Ngabuburit dari Belanda 1: Kehadiran Muslim Indonesia di Belanda

Penulis: Dawam M. Rohmatulloh (Dosen INSURI Ponorogo)
:::
Aswaja News – Saya belum lama tinggal di Belanda. Baru genap empat tahun di awal bulan Maret yang lalu. Pengetahuan saya tentang komunitas muslim ataupun muslim Indonesia di Belanda tentu menyimpan kekurangan di sana-sini. Tapi dalam rubrik Ngabuburit dari Belanda ini saya hendak sedikit mengulas beberapa hal yang saya ketahui, baik dari observasi langsung (yang karena saya memiliki abonemen NS Weekend Vrij jadi bisa gratis naik kereta ke mana saja tiap akhir pekan), dari obrolan (untuk tidak mengatakan wawancara, karena memang bukan wawancara), maupun dari literatur di internet (sesuatu yang tentu saja sidang pembaca juga bisa melakukannya sendiri tanpa membaca tulisan saya). Selamat membaca!
:::

Umat Islam yang saat ini tinggal di Belanda – yang tentu saja merupakan minoritas di tengah penduduk Atheis, Katolik, dan Protestan, berasal dari latar belakang bangsa atau negara yang beragam.

Ada yang dari Maroko dan Turki, yang menjadi wajah Islam di Belanda karena merupakan mayoritas. Ada yang dari Suriname, yang riwayat hubungannya dengan Belanda beririsan juga dengan Indonesia. Ada yang dari Pakistan, terutama dari kelompok Ahmadiyah. Ada juga yang dari negara-negara seperti Eritrea, Sudan, Suriah, Uyghur, dan sebagainya, yang lebih belakangan datang ke Belanda sebagai pengungsi.

Khusus terkait Indonesia, relasi kolonial tak ayal membuat kelompok ini menjadi bagian penting dari sebuah khazanah. Dalam catatan tentang sejarah datangnya Islam di Belanda, diketahui bahwa sudah sangat lama ada beberapa pedagang dari Turki Utsmani yang singgah berdagang, juga diplomat Kesultanan Aceh yang berkunjung. Namun kehadiran pedagang dan diplomat itu bukan dalam rangka dakwah atau verblijf/mukim, sehingga tidak berdampak banyak pada dinamika sejarahnya.

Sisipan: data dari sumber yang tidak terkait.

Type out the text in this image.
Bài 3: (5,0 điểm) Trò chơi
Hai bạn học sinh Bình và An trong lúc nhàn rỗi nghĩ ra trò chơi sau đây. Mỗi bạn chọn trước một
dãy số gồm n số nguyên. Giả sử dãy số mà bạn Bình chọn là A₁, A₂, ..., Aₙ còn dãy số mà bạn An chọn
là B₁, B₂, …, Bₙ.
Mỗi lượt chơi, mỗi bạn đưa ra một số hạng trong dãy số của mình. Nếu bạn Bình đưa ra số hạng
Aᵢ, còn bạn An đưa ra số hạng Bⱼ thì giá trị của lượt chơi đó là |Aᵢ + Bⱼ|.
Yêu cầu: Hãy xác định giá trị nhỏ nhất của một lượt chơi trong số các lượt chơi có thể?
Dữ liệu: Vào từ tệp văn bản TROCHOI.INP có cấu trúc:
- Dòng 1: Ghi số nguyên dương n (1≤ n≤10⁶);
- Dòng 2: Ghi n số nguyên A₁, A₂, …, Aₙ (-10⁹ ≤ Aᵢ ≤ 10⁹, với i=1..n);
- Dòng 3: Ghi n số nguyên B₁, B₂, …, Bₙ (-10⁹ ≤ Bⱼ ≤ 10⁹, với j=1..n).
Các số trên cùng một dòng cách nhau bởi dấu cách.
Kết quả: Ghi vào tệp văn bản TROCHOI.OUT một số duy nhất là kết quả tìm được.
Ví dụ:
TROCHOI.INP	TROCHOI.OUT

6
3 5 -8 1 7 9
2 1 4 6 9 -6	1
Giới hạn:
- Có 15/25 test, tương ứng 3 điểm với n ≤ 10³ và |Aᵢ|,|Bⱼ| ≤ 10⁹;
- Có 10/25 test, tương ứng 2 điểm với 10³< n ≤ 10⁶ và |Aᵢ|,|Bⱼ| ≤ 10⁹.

Baru pada awal abad ke-20, ketika kepulauan Nusantara menjadi koloni Belanda, orang-orang Islam baru benar-benar mukim di Belanda dan membentuk komunitas. Diawali oleh anak-anak, terutama dari kalangan priyayi, yang belajar di Leiden dan Delft sebagai gelombang pertama.

Mereka membentuk antara lain Indische Vereeniging yang pro politik etis ala Belanda dan Perhimpoenan Indonesia yang antikolonial. Namun, meski dikenal beragama Islam, seperti Hatta dan Sjahrir, tidak banyak catatan yang menunjukkan peran keislaman mereka selama tinggal di Belanda. Kelompok pelajar ini memang lebih banyak terlibat dalam isu-isu sosial politik, apalagi yang berkaitan dengan pemerintahan kolonial.

Berbeda dengan kelompok lain yang datang di Den Haag. Bukan sebagai pelajar, kebanyakan mereka adalah pedagang toko/warung atau pembantu rumah tangga (baboe). Bermula dari tahun 1932 dengan anggota sekitar 60 orang, didirikanlah organisasi Perkoempoelan Islam. Di antara mereka ada tokoh Saiman dan Oesim yang memimpin organisasi ini bersama seorang politisi mualaf asli Belanda, Mohammed Ali van Beetem.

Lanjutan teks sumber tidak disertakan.